Voici la liste des principaux joueurs échangés contre un choix de premier tour depuis un an, et leur âge au moment de la transaction.

– Christian Dvorak, 25 ans
– Sam Reinhart, 25 ans
– Anthony Mantha, 26 ans
– Rasmus Ristolainen, 26 ans
– Conor Garland, 25 ans, et Oliver Ekman-Larsson, 30 ans
– Seth Jones, 26 ans
– Adam Boqvist, 20 ans
– Darcy Kuemper, 30 ans
– Kyle Palmieri, 30 ans, et Travis Zajac, 35 ans
– Nick Foligno, 33 ans
– David Savard, 30 ans

Deux tendances :

1. Le nombre élevé de joueurs de 25 et 26 ans ;

2. Il y a quelques joueurs de 30 ans et plus dans le lot. Ils ont été échangés aux meilleures équipes de la LNH (Avalanche, Lightning, Maple Leafs, Islanders). Les choix des clubs sont parmi les derniers du premier tour. C’est évidemment plus difficile de reconstruire une franchise en acquérant le 31e choix au total plutôt que le 3e ou le 5e.

Si le Canadien procédait à une reconstruction, la meilleure façon d’obtenir un choix élevé ou un espoir de premier plan, ce serait de laisser partir un jeune vétéran.

Qui, chez le Tricolore, a entre 24 et 27 ans ? Josh Anderson, Adam Brooks, Jonathan Drouin, Christian Dvorak, Jake Evans, Artturi Lehkonen, Samuel Montembeault et Sami Niku. Aucune équipe ne cédera son premier choix contre Evans ou Lehkonen. Contre Drouin, s’il maintient sa production toute la saison ? Peut-être. Anderson, malgré son imposant contrat ? Peut-être. Dvorak ? Sûrement.
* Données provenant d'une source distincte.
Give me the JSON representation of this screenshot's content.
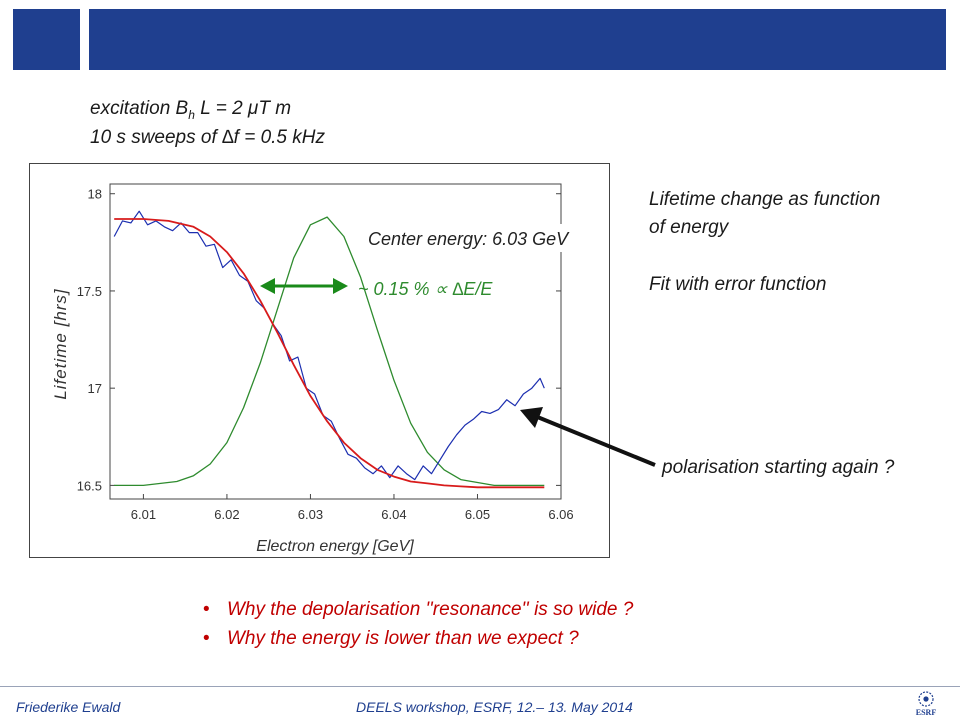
{
  "header": {
    "color": "#1f3f8f"
  },
  "intro": {
    "line1_pre": "excitation B",
    "line1_sub": "h",
    "line1_post": " L =   2 μT m",
    "line2": "10 s sweeps of ∆f = 0.5 kHz"
  },
  "side": {
    "title_l1": "Lifetime change as function",
    "title_l2": "of energy",
    "fit": "Fit with error function",
    "polarisation": "polarisation starting again ?"
  },
  "bullets": [
    "Why the depolarisation ''resonance'' is so wide ?",
    "Why the energy is lower than we expect ?"
  ],
  "footer": {
    "author": "Friederike Ewald",
    "event": "DEELS workshop, ESRF, 12.– 13. May 2014",
    "logo_text": "ESRF"
  },
  "chart_data": {
    "type": "line",
    "xlabel": "Electron energy [GeV]",
    "ylabel": "Lifetime [hrs]",
    "xlim": [
      6.006,
      6.06
    ],
    "ylim": [
      16.43,
      18.05
    ],
    "xticks": [
      "6.01",
      "6.02",
      "6.03",
      "6.04",
      "6.05",
      "6.06"
    ],
    "yticks": [
      "16.5",
      "17",
      "17.5",
      "18"
    ],
    "annotations": {
      "center": "Center energy:  6.03 GeV",
      "width": "~ 0.15 %  ∝  ∆E/E"
    },
    "colors": {
      "data": "#1c2fb0",
      "fit": "#d81b1b",
      "resonance": "#2e8b2e",
      "arrow": "#1a8a1a"
    },
    "series": [
      {
        "role": "measured",
        "x": [
          6.0065,
          6.0075,
          6.0085,
          6.0095,
          6.0105,
          6.0115,
          6.0125,
          6.0135,
          6.0145,
          6.0155,
          6.0165,
          6.0175,
          6.0185,
          6.0195,
          6.0205,
          6.0215,
          6.0225,
          6.0235,
          6.0245,
          6.0255,
          6.0265,
          6.0275,
          6.0285,
          6.0295,
          6.0305,
          6.0315,
          6.0325,
          6.0335,
          6.0345,
          6.0355,
          6.0365,
          6.0375,
          6.0385,
          6.0395,
          6.0405,
          6.0415,
          6.0425,
          6.0435,
          6.0445,
          6.0455,
          6.0465,
          6.0475,
          6.0485,
          6.0495,
          6.0505,
          6.0515,
          6.0525,
          6.0535,
          6.0545,
          6.0555,
          6.0565,
          6.0575,
          6.058
        ],
        "y": [
          17.78,
          17.86,
          17.85,
          17.91,
          17.84,
          17.86,
          17.83,
          17.81,
          17.85,
          17.8,
          17.8,
          17.73,
          17.74,
          17.62,
          17.66,
          17.58,
          17.55,
          17.45,
          17.41,
          17.33,
          17.27,
          17.14,
          17.16,
          17.0,
          16.97,
          16.86,
          16.83,
          16.74,
          16.66,
          16.64,
          16.59,
          16.56,
          16.6,
          16.54,
          16.6,
          16.56,
          16.53,
          16.6,
          16.56,
          16.63,
          16.7,
          16.76,
          16.81,
          16.84,
          16.88,
          16.87,
          16.89,
          16.94,
          16.91,
          16.97,
          17.0,
          17.05,
          17.0
        ]
      },
      {
        "role": "erf-fit",
        "x": [
          6.0065,
          6.01,
          6.013,
          6.016,
          6.018,
          6.02,
          6.022,
          6.024,
          6.026,
          6.028,
          6.03,
          6.032,
          6.034,
          6.036,
          6.038,
          6.04,
          6.042,
          6.044,
          6.046,
          6.048,
          6.05,
          6.052,
          6.054,
          6.056,
          6.058
        ],
        "y": [
          17.87,
          17.87,
          17.86,
          17.83,
          17.78,
          17.7,
          17.59,
          17.45,
          17.29,
          17.12,
          16.96,
          16.83,
          16.72,
          16.64,
          16.58,
          16.545,
          16.52,
          16.51,
          16.5,
          16.495,
          16.49,
          16.49,
          16.49,
          16.49,
          16.49
        ]
      },
      {
        "role": "gaussian",
        "x": [
          6.0065,
          6.01,
          6.014,
          6.016,
          6.018,
          6.02,
          6.022,
          6.024,
          6.026,
          6.028,
          6.03,
          6.032,
          6.034,
          6.036,
          6.038,
          6.04,
          6.042,
          6.044,
          6.046,
          6.048,
          6.052,
          6.058
        ],
        "y": [
          16.5,
          16.5,
          16.52,
          16.55,
          16.61,
          16.72,
          16.9,
          17.13,
          17.4,
          17.67,
          17.84,
          17.88,
          17.78,
          17.57,
          17.3,
          17.04,
          16.82,
          16.67,
          16.58,
          16.53,
          16.5,
          16.5
        ]
      }
    ]
  }
}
Mais contre un choix non protégé dans le top 10 ?

Non.

Parmi les joueurs plus âgés, le Canadien a des leurres attrayants. Notamment Jeff Petry, 33 ans, et Tyler Toffoli, 29 ans. Les deux auraient une très bonne valeur sur le marché, même si Petry possède une clause partielle de non-échange (15 équipes), ce qui limiterait les possibilités de surenchère pour le Tricolore. Les autres vétérans en attaque et en défense (Brendan Gallagher, Ben Chiarot, Joel Edmundson, Brett Kulak, David Savard) trouveraient preneurs aussi. Mais je doute que ce soit contre des choix de premier tour, ou contre des espoirs qui constitueront le cœur de l’équipe dans cinq ans.

Est-ce que j’en oublie ?

Ah oui. L’éléphant dans la pièce.

Carey Price.

C’est le nom le plus souvent évoqué, ces dernières années, parmi les partisans d’une reconstruction. Nonobstant le fait que le gardien vedette du Canadien possède, dans son contrat, une clause complète de non-mouvement.
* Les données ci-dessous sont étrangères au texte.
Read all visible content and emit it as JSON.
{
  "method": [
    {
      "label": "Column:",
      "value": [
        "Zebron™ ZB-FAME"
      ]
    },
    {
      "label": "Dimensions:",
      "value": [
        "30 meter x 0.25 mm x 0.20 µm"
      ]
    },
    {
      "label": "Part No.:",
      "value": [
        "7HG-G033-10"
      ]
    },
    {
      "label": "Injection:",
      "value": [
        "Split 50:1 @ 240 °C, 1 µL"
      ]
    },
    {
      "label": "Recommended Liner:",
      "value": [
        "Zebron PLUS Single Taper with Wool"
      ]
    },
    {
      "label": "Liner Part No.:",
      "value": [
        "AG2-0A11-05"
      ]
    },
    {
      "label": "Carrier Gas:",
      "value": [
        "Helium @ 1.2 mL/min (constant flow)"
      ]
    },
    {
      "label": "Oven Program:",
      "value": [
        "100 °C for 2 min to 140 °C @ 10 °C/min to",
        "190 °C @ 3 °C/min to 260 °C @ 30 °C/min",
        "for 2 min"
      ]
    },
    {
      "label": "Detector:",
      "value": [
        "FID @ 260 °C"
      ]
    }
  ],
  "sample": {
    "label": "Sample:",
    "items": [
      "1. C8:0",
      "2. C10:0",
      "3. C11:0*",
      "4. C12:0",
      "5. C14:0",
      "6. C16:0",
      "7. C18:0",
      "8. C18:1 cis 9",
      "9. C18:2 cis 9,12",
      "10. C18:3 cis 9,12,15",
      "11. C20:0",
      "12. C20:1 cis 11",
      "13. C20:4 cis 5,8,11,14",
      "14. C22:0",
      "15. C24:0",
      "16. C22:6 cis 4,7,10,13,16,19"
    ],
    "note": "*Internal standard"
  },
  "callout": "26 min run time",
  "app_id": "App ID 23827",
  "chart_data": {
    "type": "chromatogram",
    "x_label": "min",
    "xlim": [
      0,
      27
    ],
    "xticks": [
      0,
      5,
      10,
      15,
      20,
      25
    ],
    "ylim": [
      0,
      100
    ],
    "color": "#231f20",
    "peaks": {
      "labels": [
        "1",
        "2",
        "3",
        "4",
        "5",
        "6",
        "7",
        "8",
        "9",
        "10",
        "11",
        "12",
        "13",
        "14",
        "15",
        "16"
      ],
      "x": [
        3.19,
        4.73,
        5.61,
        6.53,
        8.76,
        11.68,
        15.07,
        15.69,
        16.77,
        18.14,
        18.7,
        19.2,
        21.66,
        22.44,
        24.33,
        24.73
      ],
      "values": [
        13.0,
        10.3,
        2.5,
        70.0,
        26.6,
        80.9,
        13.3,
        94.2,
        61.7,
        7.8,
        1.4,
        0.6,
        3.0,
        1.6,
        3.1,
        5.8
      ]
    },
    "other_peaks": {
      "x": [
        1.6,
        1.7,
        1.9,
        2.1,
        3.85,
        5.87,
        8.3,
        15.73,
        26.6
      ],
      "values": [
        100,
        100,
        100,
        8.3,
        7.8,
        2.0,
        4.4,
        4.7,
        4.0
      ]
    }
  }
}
PHOTO DAVID BOILY, ARCHIVES LA PRESSE

Carey Price

Je souligne ceci : l’été dernier, Price a renoncé à sa clause spéciale afin d’être exposé au repêchage d’expansion. Le Kraken de Seattle, qui avait pourtant plein d’espace sous le plafond salarial, l’a ignoré.

Je répète : le Canadien l’a offert en cadeau. Pas contre un choix de premier tour. Pas contre un choix de deuxième tour. Pas même contre un choix de septième tour, ou un espoir de la Ligue autrichienne. Gratuitement. Le Kraken – qui ne croule pas sous le talent – a poliment refusé. Parce qu’avec le gel anticipé du plafond salarial, le contrat de Price est indésirable.

***

Alors, la reconstruction ?

En y allant vraiment à fond, le Canadien pourrait acquérir trois ou quatre espoirs intéressants. Il y aurait toutefois une lourde conséquence : un séjour de plusieurs années dans la cave. Pour s’en sortir, les recruteurs auraient l’obligation de viser juste avec chaque choix de premier tour, et la pression de trouver plus de pépites dans les tours suivants.

C’est un gros risque.

Un trop gros risque.

Quelle est l’autre option, alors ?

À court et moyen terme, il n’y a pas mille solutions. Les joueurs de l’édition actuelle devront produire à leur plein potentiel. Comme l’a souligné Marc Bergevin, cette semaine : « Remplacer Shea Weber, ça n’arrivera pas. Les Islanders ont perdu John Tavares. C’est un très bon joueur de hockey. Ils n’ont pas amené quelqu’un de spécial. Ils ont trouvé une façon [de gagner]. Je m’attends à ça [des joueurs]. Ils doivent trouver la solution pour gagner [entre eux], dans le vestiaire. »

Et à long terme ? Il n’y a pas de secret. Marc Bergevin a un excellent taux de succès dans ses transactions. Aux recruteurs amateurs du Canadien, maintenant, de briller tout autant avec leurs sélections au repêchage.